Set your entry trigger and stop loss, and decide on an amount of money you’d stake on that trade and how long you’d invest for.
You should be able to draw the lines on the chart to see if your triggers are reached.
Now, start scrolling to the left. You’ll start to see your hypothetical trade reveal itself. Did you meet your entry trigger? If so, what happened to your trade over the period of time you’d have held a position?
Keep a record of that trade, then move on to another period of time and test your strategy again. Look for similar signals in the chart and act upon them as you would in the real world.
Keep back testing over time
Back testing only works if you commit yourself to it completely. That means hours and hours of testing and modifying strategies – and that’s just for one forex pair.
Some traders find this boring, preferring the adrenalin rush of the live scrolling chart. But without the background work, you’re just gambling randomly.
It’s those hours, days and months of back testing that really teach you how markets move and what strategies work best for your pair.
The past is not the future
As with any form of analysis, it’s worth pointing out that past events are no indication of future performance.
We’ve already written about trading on news releases. The successful forex trader will pore over what’s happening in the world and in the chosen currency pair jurisdictions.
He or she will use their forex calendars to track government data releases on everything from unemployment to GDP and use this to inform their approach.

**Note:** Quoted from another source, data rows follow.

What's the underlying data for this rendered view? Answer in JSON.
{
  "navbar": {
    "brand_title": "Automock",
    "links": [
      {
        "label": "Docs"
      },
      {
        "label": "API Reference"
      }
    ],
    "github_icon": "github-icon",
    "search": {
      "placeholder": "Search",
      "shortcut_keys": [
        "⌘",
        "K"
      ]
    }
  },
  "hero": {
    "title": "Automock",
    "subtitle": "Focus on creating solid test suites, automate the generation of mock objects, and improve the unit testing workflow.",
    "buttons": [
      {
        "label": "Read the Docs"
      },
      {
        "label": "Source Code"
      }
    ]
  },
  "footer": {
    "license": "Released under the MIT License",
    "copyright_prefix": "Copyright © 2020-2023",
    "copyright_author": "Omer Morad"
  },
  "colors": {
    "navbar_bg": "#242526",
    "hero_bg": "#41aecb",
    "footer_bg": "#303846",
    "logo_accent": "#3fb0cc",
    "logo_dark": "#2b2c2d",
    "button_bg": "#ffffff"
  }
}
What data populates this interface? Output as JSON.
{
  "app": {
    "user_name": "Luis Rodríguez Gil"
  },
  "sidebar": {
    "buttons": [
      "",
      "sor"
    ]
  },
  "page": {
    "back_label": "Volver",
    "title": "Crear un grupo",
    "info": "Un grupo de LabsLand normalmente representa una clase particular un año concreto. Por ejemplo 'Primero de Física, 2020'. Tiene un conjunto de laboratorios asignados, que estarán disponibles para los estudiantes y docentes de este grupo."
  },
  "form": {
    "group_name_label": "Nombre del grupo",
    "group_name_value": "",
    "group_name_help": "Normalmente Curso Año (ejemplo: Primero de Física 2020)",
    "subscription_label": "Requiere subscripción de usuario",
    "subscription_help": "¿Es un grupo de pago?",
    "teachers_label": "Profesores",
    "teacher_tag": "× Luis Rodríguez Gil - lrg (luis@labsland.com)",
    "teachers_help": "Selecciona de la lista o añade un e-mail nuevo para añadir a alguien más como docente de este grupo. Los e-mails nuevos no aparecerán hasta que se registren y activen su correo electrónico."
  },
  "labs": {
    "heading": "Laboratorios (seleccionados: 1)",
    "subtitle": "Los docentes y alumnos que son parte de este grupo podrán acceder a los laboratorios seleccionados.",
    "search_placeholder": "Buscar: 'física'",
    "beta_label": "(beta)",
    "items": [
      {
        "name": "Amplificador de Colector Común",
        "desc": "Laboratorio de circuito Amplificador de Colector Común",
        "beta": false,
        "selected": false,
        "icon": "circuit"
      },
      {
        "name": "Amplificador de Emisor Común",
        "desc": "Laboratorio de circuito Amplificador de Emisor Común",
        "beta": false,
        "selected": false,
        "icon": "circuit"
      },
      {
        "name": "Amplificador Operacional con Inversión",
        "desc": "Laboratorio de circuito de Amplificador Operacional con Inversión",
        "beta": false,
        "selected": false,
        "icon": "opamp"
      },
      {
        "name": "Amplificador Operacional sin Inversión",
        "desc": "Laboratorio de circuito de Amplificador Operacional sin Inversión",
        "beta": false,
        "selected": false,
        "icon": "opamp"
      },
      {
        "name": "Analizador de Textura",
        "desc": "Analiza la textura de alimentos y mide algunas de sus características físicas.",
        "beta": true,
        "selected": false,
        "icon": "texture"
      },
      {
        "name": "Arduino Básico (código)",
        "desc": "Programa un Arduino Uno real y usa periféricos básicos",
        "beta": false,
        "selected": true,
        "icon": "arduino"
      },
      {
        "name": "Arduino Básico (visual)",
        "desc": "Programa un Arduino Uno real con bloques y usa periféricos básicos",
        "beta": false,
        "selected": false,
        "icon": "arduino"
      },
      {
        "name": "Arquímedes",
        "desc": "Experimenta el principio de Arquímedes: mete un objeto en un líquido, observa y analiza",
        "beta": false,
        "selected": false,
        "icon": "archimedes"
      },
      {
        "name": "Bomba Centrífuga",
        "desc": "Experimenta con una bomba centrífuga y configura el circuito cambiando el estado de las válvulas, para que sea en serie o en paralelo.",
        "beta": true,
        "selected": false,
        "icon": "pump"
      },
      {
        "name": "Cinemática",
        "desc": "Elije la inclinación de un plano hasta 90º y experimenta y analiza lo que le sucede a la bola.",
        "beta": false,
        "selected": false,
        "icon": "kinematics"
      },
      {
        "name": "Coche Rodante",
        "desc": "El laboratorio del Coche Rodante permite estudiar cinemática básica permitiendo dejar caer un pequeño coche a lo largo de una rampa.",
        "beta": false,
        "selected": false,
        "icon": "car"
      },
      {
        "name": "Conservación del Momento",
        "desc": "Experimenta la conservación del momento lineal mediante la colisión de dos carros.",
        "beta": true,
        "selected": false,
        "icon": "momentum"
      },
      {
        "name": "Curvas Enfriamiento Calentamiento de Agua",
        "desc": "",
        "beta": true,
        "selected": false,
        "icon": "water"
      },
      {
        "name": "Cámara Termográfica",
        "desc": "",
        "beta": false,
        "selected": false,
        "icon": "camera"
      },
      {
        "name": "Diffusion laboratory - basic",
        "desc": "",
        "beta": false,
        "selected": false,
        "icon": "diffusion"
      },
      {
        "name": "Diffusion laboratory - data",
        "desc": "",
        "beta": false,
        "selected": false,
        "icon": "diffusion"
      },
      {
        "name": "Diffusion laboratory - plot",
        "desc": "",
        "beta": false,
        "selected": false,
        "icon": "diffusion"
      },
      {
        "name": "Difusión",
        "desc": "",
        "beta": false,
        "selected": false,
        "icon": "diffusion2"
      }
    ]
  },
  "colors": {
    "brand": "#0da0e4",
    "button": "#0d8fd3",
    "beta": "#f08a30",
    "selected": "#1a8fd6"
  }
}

Looking at raw forex data from 20 years ago can hide the underlying stories. If you’re unaware of the global events of 2001 or 2008, you’re unlikely to make much sense of the changes you see.
Back testing is about repeating your strategy again and again to identify patterns and movements, all to gain the confidence you need to start investing real money.
The law of large numbers applies here. Armed with the knowledge that your trades won’t be profitable 100% of the time, with enough back testing experience under your belt, you’ll be a calmer, wiser, less impulsive and – hopefully – more profitable forex trader.